LE « MOI » ROMANTIQUE

Afin de poursuivre et approfondir une réflexion déjà entamée sur le Romantisme, je voudrais aborder un des aspects le plus énigmatique de ce mouvement. La nouvelle sensibilité qui apparaît avec le Romantisme configure en même temps une subjectivité jusqu'alors inconnue, néanmoins en germe chez Rousseau et qui enfantera le « moi » moderne, débarrassé des carcans d'une histoire pour s'engager dans sa propre quête et inventant sa propre histoire.

Si le Romantisme est une nouvelle manière de sentir, d'écrire et de penser, il est aussi et peut-être plus fondamentalement l'expression d'un changement radical dans l'être de l'homme. A ce titre, il n'est pas le fruit d'une génération spontanée mais l'aboutissement d'une évolution historique qui traverse l'histoire de l'Occident depuis les premiers siècles.

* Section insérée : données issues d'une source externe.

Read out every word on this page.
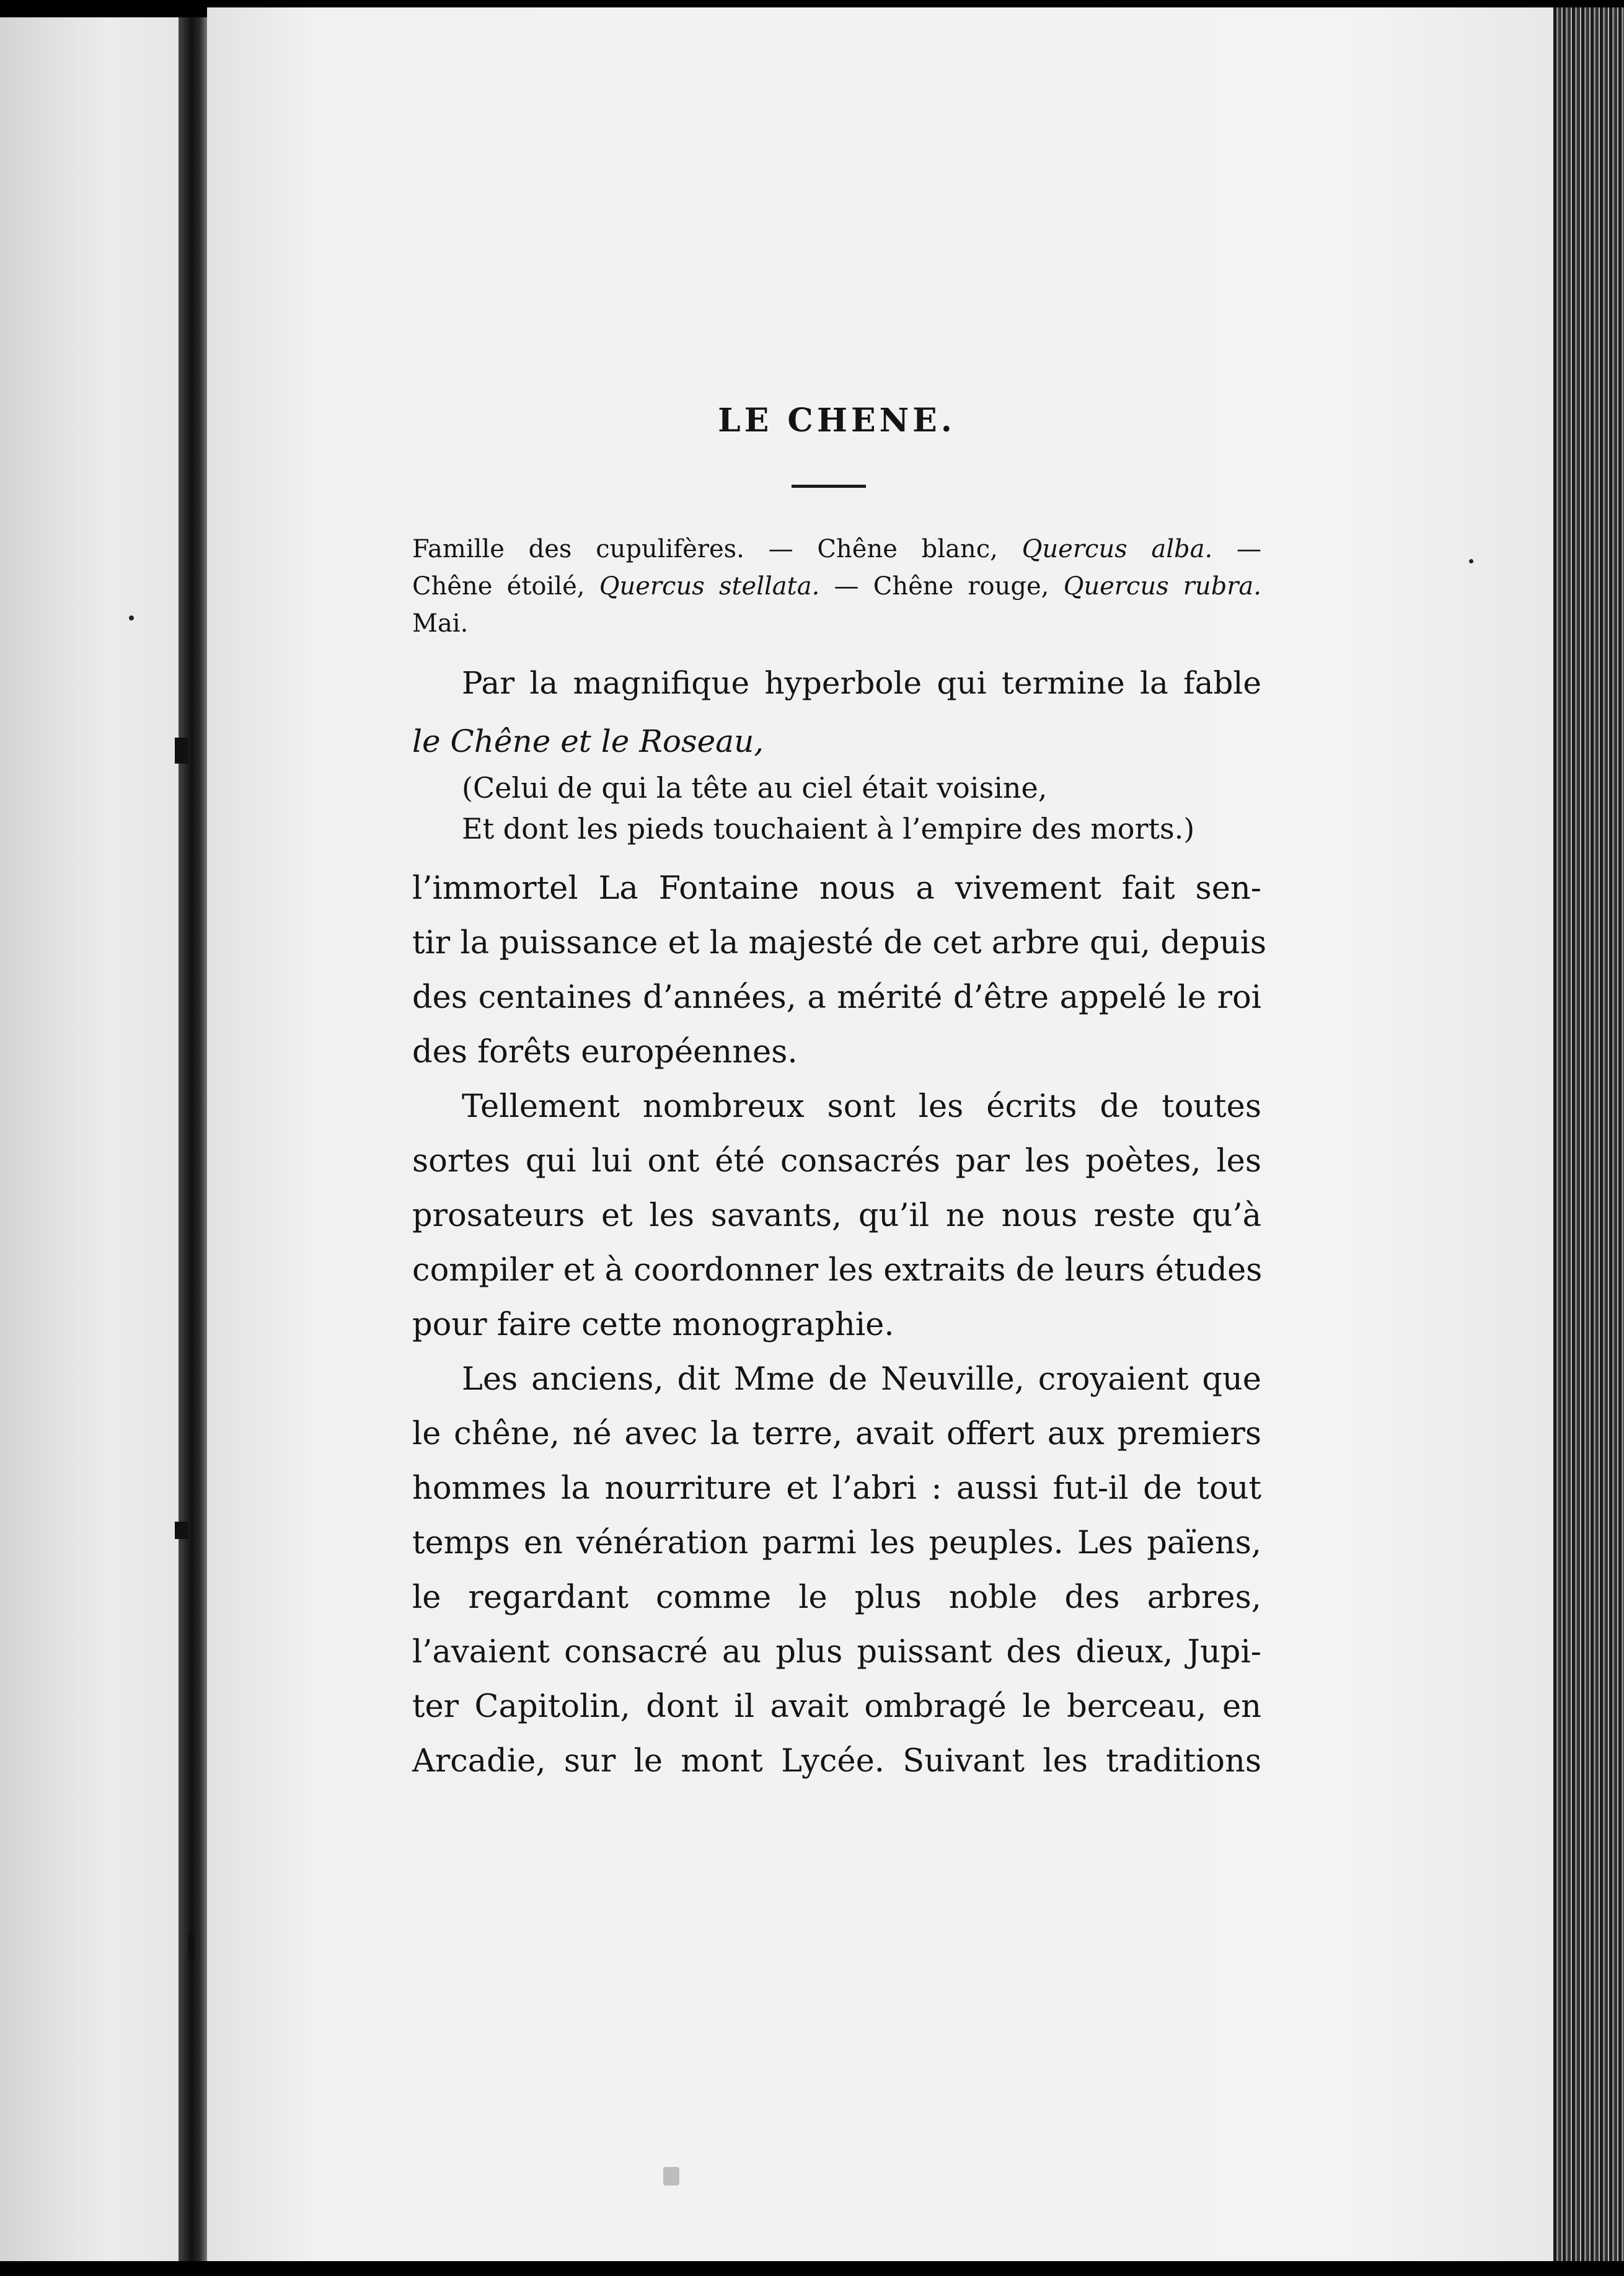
LE CHENE.
Famille des cupulifères. — Chêne blanc, Quercus alba. —
Chêne étoilé, Quercus stellata. — Chêne rouge, Quercus rubra.
Mai.
Par la magnifique hyperbole qui termine la fable
le Chêne et le Roseau,
(Celui de qui la tête au ciel était voisine,
Et dont les pieds touchaient à l’empire des morts.)
l’immortel La Fontaine nous a vivement fait sen-
tir la puissance et la majesté de cet arbre qui, depuis
des centaines d’années, a mérité d’être appelé le roi
des forêts européennes.
Tellement nombreux sont les écrits de toutes
sortes qui lui ont été consacrés par les poètes, les
prosateurs et les savants, qu’il ne nous reste qu’à
compiler et à coordonner les extraits de leurs études
pour faire cette monographie.
Les anciens, dit Mme de Neuville, croyaient que
le chêne, né avec la terre, avait offert aux premiers
hommes la nourriture et l’abri : aussi fut-il de tout
temps en vénération parmi les peuples. Les païens,
le regardant comme le plus noble des arbres,
l’avaient consacré au plus puissant des dieux, Jupi-
ter Capitolin, dont il avait ombragé le berceau, en
Arcadie, sur le mont Lycée. Suivant les traditions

Le Romantisme est une affaire classique, c’est-à-dire entendue. L'on sait qu'il commence avec Chateaubriand, suit avec Lamartine, atteint son sommet avec Hugo, puis suscite par réaction ou par épuisement le Réalisme pour déboucher sur le Symbolisme. Quant à ses antécédents, on lui reconnaît comme père Jean Jacques Rousseau. Tel saint Jean Baptiste, il déblaye le chemin. En revanche, ce qu'on ne souligne pas assez, c'est l'influence des Confession qui sera le pas décisif en direction d'un « moi » nouveau, celui dont les Romantiques se réclameront et transmettront aux générations futures. Je vous invite au travers de cette courte étude à une promenade dans l'histoire pour observer les singuliers visages du moi, les plus représentatifs et les plus influents qui ont changé l'histoire ou exprimé l'histoire qui change.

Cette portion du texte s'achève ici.